Capsule littéraire – Mon amie des ténèbres
19 mai 2025
Capsule littéraire – Tags ou graffs?
2 juin 2025Titre: Les enfants d’Izieu
Autrice: Rolande Causse-Gibel
Illustrateur: Gilles Rapaport
Éditeur: D’eux
Année de publication: 2024
Nombre de pages: 73
ISBN : 9782925347194
Public : 12 à 17 ans
Thèmes : Enfants juifs, poésie, Seconde Guerre mondiale
Résumé
Dans la première partie de l’album, l’autrice nous ouvre les portes de la Maison D’Izieu où nous ressentons l’effervescence du début des vacances de Pâques. C’est le matin du 6 avril 1944; les enfants, la tête remplie d’activités à réaliser, s’attablent pour le petit-déjeuner. Ils sont 44 enfants, âgés de quatre à dix-sept ans, séparés de leurs parents en raison de la guerre. Ils y ont trouvé refuge et sont entourés d’adultes qui prennent soin d’eux.
« Cette imposante bâtisse était accueillante et rassurante. “Un havre de paix” disait Paul du haut de ses seize ans ». (p. 17)

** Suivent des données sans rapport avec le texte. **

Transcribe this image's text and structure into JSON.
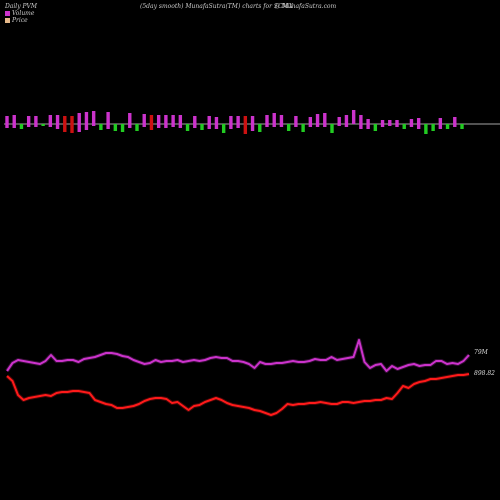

On tourne la page et l’horreur commence. Des soldats allemands envahissent la maison et les 44 enfants et 7 adultes sont jetés et entassés dans des camions. Ensuite, ils sont transférés durant de longues heures dans des wagons sans fenêtre, debouts jusqu’au camp d’extermination d’Auschwitz-Birkenau. Ils ont vécu dans la frayeur et ont été brutalisés.
Le 15 avril 1944, 34 enfants et 3 adultes ont dû avancer rasés et nus en rang pour franchir une lourde porte qui s’est refermée sur eux. Le 30 juin 1944, 10 enfants et 3 adultes subiront le même parcours et seront également gazés et brûlés.
Critique
Grâce au témoignage de l’unique survivante, Léa Feldblum, Rolande Causse-Gibel rend hommage aux 44 enfants et aux 7 adultes déportés et assassinés pendant la Seconde Guerre mondiale.
Les mots choisis par l’autrice rendent le poème extrêmement puissant. La lecture rythmée créée par des phrases courtes fait ressentir d’abord le bien-être des enfants et par la suite, l’état de frayeur dans lequel ils ont vécu.
La répétition utilisée pour certaines phrases met l’accent sur l’aberration de ce drame et sur l’horreur infligée à tous ces êtres humains nés juifs.
Les illustrations à l’encre noire de Gilles Rapaport installent une atmosphère lourde dépeignant l’angoisse et la mort. Le contraste entre le noir des illustrations et les pages blanches est saisissant. La relation entre le texte et les illustrations est bouleversante.
Par la réécriture de son œuvre publiée pour la première fois en 1989, l’autrice redonne vie aux 44 enfants afin que nous ne les oubliions pas. Un album important pour se rappeler les vies enlevées injustement.
Ouvrez le livre et rencontrez Barouk-Raoul qui rêvait d’être clown, Maurice qui aspirait à devenir compositeur comme son père, Nina et Esther qui planifiaient un concours de danse, Théodor qui voulait une ferme, Marcel, Alice, Henry, Georgy et les 35 autres enfants.
Pistes pédagogiques
S’informer
Fondée par le couple formé de Sabine et Miron Zlatin, cette maison accueillait et protégeait les enfants séparés de leurs parents. La Maison d’Izieu existe encore aujourd’hui.
Quelle est la mission des lieux d’accueil ? Existe-t-il des endroits comme ceux-ci dans votre municipalité ? Les identifier et sensibiliser les élèves aux différents problèmes et injustices vécus aujourd’hui près d’eux.
Écrire
Que seraient devenus ces 44 enfants s’ils avaient survécu à la guerre ? Imaginer un avenir plein de promesses pour eux en se référant aux informations trouvées dans l’histoire et à la liste des noms et des âges apparaissant à la fin du livre.
Regrouper
Rassembler des ouvrages sur les victimes de la Shoah, sur le procès de Klaus Barbie, l’homme responsable de leur déportation et de leur assassinat.